Читать «Внутренняя форма слова» онлайн - страница 7

Владимир Бибихин

Флоренский слишком спешит расстаться с рассудком. Это непременно сослужит ему плохую службу. Осторожность, здравое сомнение не разрешают нам ринуться за ним к восторженному воспеванию сверхрассудочных экстазов, как бы ни казались они красивы. Трезвость велит не отбрасывать рассудок без крайней надобности. Конечно, то что для распознания раздора заранее уже обязательно нужно иметь опыт цельности, пусть незамеченный нами, — об этом нам говорит опять же рассудок. Нам могут сказать что рассудок еще не все, что есть другие правды. Мы не можем с этим спорить. Но мы не можем и спорить с неопровержимой логикой рассудка. Мы потеряем опору, если начнем делать неоправданные скачки. Кто-нибудь опять скажет: медленным шагом вы никуда не придете. Мы ответим: мы возможно вообще никуда не хотим идти. Мы готовы оставаться на месте, лишь бы это место было надежно. Та правда, что для того чтобы хотя бы просто увидетьтрещину надо уже знать что такое целое, — надежная правда, и мы спокойно и надолго можем остаться при ней. Она нам только еще начала приоткрываться.

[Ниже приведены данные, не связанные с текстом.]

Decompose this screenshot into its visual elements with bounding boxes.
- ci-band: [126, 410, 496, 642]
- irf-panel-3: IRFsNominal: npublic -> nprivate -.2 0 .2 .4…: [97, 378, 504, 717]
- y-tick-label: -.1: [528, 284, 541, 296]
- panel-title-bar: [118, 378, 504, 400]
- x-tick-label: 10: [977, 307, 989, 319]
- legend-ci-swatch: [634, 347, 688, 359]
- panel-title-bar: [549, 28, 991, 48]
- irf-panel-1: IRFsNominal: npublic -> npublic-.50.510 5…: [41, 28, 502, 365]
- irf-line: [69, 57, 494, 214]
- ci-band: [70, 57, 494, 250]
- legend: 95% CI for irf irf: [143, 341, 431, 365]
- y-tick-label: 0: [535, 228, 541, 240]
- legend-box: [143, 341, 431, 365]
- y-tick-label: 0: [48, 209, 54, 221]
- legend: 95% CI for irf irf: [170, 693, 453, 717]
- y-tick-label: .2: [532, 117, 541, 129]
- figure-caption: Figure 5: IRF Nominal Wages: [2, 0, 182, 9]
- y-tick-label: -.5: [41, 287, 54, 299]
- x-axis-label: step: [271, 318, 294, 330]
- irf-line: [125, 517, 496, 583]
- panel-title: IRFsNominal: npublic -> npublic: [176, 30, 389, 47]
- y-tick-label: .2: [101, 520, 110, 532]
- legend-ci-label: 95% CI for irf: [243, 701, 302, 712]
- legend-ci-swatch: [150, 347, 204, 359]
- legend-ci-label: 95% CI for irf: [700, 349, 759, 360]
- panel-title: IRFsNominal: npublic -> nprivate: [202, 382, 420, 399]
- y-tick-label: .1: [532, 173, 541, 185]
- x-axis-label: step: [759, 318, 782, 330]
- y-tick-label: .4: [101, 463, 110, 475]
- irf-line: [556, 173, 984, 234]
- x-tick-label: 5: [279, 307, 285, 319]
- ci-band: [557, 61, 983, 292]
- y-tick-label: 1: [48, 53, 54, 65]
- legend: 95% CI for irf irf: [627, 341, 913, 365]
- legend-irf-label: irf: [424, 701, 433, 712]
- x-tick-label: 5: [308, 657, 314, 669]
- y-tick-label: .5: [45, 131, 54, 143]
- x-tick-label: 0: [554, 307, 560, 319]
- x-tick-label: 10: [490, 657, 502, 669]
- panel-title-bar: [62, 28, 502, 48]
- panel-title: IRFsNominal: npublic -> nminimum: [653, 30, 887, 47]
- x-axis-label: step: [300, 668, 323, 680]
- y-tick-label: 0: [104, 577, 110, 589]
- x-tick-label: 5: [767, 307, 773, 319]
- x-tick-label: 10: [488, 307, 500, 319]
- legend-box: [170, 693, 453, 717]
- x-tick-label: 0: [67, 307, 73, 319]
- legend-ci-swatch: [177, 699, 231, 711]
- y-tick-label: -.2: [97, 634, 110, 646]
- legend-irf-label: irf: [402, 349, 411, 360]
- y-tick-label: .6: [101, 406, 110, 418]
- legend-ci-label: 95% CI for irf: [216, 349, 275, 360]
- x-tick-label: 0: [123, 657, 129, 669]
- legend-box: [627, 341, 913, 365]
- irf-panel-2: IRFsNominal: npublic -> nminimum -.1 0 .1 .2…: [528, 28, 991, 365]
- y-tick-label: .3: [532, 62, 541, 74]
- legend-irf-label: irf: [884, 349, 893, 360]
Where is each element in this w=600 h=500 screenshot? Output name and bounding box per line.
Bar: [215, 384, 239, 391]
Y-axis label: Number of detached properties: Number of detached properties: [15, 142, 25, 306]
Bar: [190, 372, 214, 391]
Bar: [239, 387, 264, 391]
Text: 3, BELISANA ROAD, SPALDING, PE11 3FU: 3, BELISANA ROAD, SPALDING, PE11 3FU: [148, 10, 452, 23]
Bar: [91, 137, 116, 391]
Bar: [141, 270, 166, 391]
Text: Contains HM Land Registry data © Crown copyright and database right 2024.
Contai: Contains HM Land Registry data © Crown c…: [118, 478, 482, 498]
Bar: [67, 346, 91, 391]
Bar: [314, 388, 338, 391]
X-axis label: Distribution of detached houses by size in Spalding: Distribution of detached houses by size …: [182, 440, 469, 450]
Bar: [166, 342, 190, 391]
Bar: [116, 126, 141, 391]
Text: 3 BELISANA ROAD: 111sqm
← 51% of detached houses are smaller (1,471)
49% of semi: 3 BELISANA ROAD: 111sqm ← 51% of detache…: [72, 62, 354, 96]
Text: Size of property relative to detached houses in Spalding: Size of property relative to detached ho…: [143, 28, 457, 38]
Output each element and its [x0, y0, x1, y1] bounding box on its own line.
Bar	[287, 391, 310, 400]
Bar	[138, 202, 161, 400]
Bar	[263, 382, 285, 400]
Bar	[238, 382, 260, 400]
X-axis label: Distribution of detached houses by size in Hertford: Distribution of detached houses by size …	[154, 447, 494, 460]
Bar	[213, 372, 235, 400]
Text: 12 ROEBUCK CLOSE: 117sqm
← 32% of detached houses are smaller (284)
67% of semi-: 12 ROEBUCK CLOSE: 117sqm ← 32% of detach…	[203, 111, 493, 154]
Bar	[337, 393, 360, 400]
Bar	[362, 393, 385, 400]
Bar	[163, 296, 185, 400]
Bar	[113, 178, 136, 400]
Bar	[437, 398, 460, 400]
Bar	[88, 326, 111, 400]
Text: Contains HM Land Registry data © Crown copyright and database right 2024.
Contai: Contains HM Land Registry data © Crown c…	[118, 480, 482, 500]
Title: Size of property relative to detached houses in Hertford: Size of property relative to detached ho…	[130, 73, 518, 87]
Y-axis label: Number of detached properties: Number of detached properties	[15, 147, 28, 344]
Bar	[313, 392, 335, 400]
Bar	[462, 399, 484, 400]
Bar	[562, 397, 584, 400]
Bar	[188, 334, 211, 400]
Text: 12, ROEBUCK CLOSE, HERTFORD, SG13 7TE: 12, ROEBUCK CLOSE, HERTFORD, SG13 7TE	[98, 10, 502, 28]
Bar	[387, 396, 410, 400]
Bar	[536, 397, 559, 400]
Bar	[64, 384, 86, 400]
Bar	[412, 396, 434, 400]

Рассудку знание целого заранее уже каким-то, пусть необъяснимым, образом дано. Муравей не видит трещину в стволе дерева как трещину, потому что у него нет опережающего опыта целого. Муравей не видит половину погибшего муравья как половину муравья, для него это вещь, подлежащая манипулированию как любая другая вещь, потому что у него нет опыта самого себя и себе подобного как целого. В этом смысле говорится, что у муравья нет разума. Разум в первую очередь — это опыт целого, на древнем языке философии — опыт непостижимого единства, единство источник разума. Человек называется хомо сапиенс потому, что он существо способное к разуму, и тем самым прежде всего — прикасающееся к опыту целого, к опыту всего, к опыту мира. Только человек имеет вокруг себя — потому что предполагает своим ранним опытом целого, неуловимым, но неуловимо присутствующим, — целое всего, мир. Мир как опережающий опыт целогоуспевает выпасть из поля зрения Флоренского на первом же шагу его порыва к Высшему, Надмирному. Флоренский — и не он один — делает ошибку отказа миру в том, что он уже имеет в своем начале Целое раньше чем поднимется к божественности, к вечности. Это — более или менее постоянная черта всей русской софиологии. Скажем здесь об этом вкратце. У нас другая цель. Мы читаем отрывок Флоренского «Строение слова», где идет речь о внутренней форме. Публикаторы этой статьи в коротком предисловии упомянули учение Флоренского о противоречии, надеясь, что «эта идея видимо, способна […] предоставить некоторые новые возможности для изучения слова и действующих в нем сил; в частности, она, возможно, позволяет несколько шире взглянуть на художественный образ, противоречия которого всегда затрудняли теорию» (346–347). Учение Флоренского о противоречии должно таким образом помочь пониманию слова как образа.